Monday, July 19, 2010

Does AT&T's coverage extend to hell?

At mass Saturday night, we had the treat of listening to another homily by the new associate pastor of our parish. I heard the guy for the first time a few weeks ago and was not impressed. I don't agree with his views on a lot of things. Well, I don't agree with the Church's views on a lot of things but for the most part I can skate by with a live-and-let-live attitude while gravitating toward the more progressive priests and nuns. Yes, there are a few. There aren't many, but they give me hope for the Church.

The new associate pastor is most definitely not one of those progressive priests. He completely pissed me off with the first homily I heard from him, but, you know, I'm a pretty forgiving person ('cause that's what Jesus would do) and I thought I'd give him another shot.

Saturday, though, he did me in. I'm finished with this guy. Done. Two homilies and out.

We were treated to a 10-minute harangue about how sinful we are. Yes, I get that we are sinners. We are all sinners. No one is perfect. It's part of being human. Our imperfections, I think, make us unique and beautiful and perfectly human. The grace comes through being able to live with and love each other despite our imperfections. What does faith mean if there is no test? What would it mean to be faithful if it was really just that easy? If we were all perfect, would we even need a church? Be careful what you wish for.

The associate pastor stood up there and lectured us. He used the guise of a "story" to let us know that we are all horrible people for living our lives the best we can in this modern day and age. He looked over a crowd of people who are obviously committed enough to their faith to come to church on a Saturday afternoon at 5, and told us that wasn't good enough. (Well, yeah, I mean, just going to church every week does not absolve one of one's sins, but it's at least an effort to maintain contact with one's faith.) (Although I do think that Jim Winkler might have hit the nail on the head when he admitted that he goes to church weekly "just in case it counts.")

We were berated for having iPhones and Blackberries, for having sports cars, and for working hard. We were told that we don't have dinner together as a family enough (which pissed me off because yeah, asshole, we do have dinner together as a family all the time...but how would you know that since you're new to our parish and haven't bothered to meet me - or anyone else - before casting dispersions). We were told that we are horrible parents who don't spend enough time with our children.
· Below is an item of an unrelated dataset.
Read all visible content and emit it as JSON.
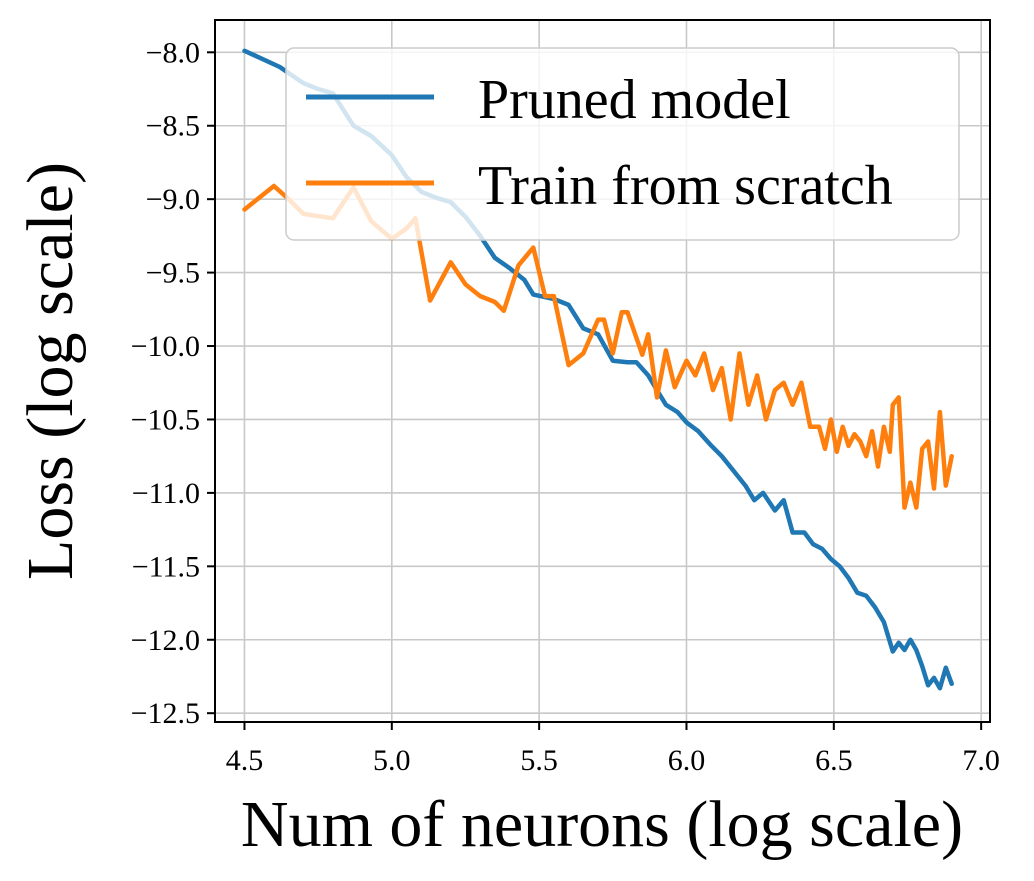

The list goes on, but I'm pretty sure he took out every single one of us in the pews through his various accusations.

Not to brag, but my parish kicks ass. My parish is like straight out of Mayberry or something. People have been going to that church for decades, contributing time and money and faith and energy. M's grandmother and mother have been around from the beginning. M and his brother went to school there, and there isn't a weekend that goes by without him pointing out and/or greeting the parents of some kid he went to school with. People are just overwhelmingly nice and friendly. Social events are full of love and laughter. The community pulls together time and time again to give food for the poor, backpacks full of school supplies for underprivileged children, shelter for the homeless. We not only always hit our fundraising goals, we blow them away. Resources abound with bible study groups, support groups, singles mixers, recovery from divorce, etc. This is a solid, prayerful community full of good people.

Only, according to the new guy, we're all a bunch of soulless f*cks who neglect our children and our God to stand in line for an iPhone/sports car/whatever.

So, yeah, I guess I'm going to hell because I have an iPhone and, on the weekends, I give up my '99 Honda Accord for a spin in my new Corvette (without my child, with whom I just spent an entire day swimming at the Lodge with all her school friends, followed by a nice family dinner). Where do I find an AT&T cellphone coverage map for Hell? I gotta stick with AT&T 'cause I ain't givin' up the iPhone.

(Those of you who know me well know that I tend to be, shall we say, passionate about things. I can get fired up pretty easily. Since I know this about myself, I reserved judgement - even after the second homily - until I could use my FIL as a sounding board. He can be a pretty objective guy, and shrewd. Saturday night, when we were all sitting down to our, ahem, family dinner, I mentioned the associate pastor. My FILs eyes went wide and he shook his head slowly, "Man, that guy's gotta lighten up!" I rest my case.)